Mendagri Instruksikan Pemda Membuat Perda Miras

Minuman keras
Sumber :
  • VIVA/Anwar Sadat

VIVA.co.id – Kepolisian Republik Indonesia menyatakan pemerintah daerah harus membuat peraturan daerah (Perda) untuk mengatur peredaran minuman keras di wilayah masing-masing.

Alasannya, kasus perkosaan dan pembunuhan atas YY (14), siswi SMP di Bengkulu, usai pelakunya meminum miras dapat dijadikan evaluasi untuk membuat peraturan daerah.

Menteri Dalam Negeri, Tjahjo Kumolo mengatakan, Kementerian Dalam Negeri tak masalah jika masing-masing pemda membuat regulasi atau perda khusus tentang miras. Hanya saja dengan catatan perda disesuaikan pada kearifan lokal dan kondisi di daerah tersebut.

"Tak ada masalah, misalnya di Aceh ada perda untuk sementara melarang wanita berpergian sendiri sampai situasi aman," ujar Tjahjo di kantor Kementerian Dalam Negeri, Jalan Medan Merdeka Utara, Jakarta Pusat, Selasa 10 Mei 2016.

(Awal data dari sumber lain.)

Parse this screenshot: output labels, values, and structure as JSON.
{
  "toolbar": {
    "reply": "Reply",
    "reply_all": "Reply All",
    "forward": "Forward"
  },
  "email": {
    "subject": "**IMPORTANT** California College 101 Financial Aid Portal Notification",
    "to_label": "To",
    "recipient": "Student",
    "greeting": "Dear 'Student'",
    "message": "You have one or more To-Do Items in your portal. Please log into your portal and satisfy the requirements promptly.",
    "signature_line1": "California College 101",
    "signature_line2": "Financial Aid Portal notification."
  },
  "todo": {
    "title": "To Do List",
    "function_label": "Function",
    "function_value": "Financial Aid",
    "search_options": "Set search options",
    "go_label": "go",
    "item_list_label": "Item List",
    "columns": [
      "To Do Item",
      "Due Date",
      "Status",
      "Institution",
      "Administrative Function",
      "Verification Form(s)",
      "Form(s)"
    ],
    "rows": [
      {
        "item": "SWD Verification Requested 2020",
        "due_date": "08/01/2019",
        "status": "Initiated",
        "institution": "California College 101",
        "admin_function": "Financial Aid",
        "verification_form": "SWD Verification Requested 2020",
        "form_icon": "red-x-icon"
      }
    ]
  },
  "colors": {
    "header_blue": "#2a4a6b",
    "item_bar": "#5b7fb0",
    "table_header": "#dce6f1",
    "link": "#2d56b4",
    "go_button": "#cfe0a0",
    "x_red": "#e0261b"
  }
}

Tjahjo mencontohkan, Papua resmi mengeluarkan Perda Nomor 15 Tahun 2013 tentang Pelarangan Produksi, Pengedaran, dan Penjualan Minuman Beralkohol.

"Kami minta di Papua harus diterapkan karena sumber kerawanan, kejahatan. Semua masalah ada pada miras dan narkoba. Waspada," ungkap Tjahjo.

Tjahjo menegaskan, peredaran miras memang harus dibatasi. Hanya saja sejumlah tempat tetap diperbolehkan menjual minuman beralkohol di tempat-tempat tertentu seperti di hotel dan lainnya.

"Apapun yang namanya miras harus dibatasi, hanya boleh dijual di tempat tertentu seperti hotel dan lainnya. Penerapan perda itu juga harus sesuai tingkat kerawanan masing-masing daerah," tegas Tjahjo.

Sebelumnya, Kepala Biro Penerangan Masyarakat Mabes Polri, Brigjen Agus Rianto mengatakan, kasus perkosaan dan pembunuhan atas YY (14), siswi SMP di Bengkulu dapat dijadikan evaluasi bagi peraturan daerah. Daerah harus membuat Perda untuk mengatur peredaran minuman keras di wilayah masing-masing.

Berdasarkan penelusuran kepolisian, para pelaku perkosaan YY mengkonsumsi miras tradisional sebelum melakukan aksinya. Miras yang diduga berjenis tuak ini terbuat dari dedaunan lokal yang difermentasi.

Menurutnya miras yang hampir serupa banyak ditemui di daerah lain di seluruh Indonesia. Karena itu, pemerintah daerah harus mulai menyadari pentingnya mengatur peredaran miras lokal.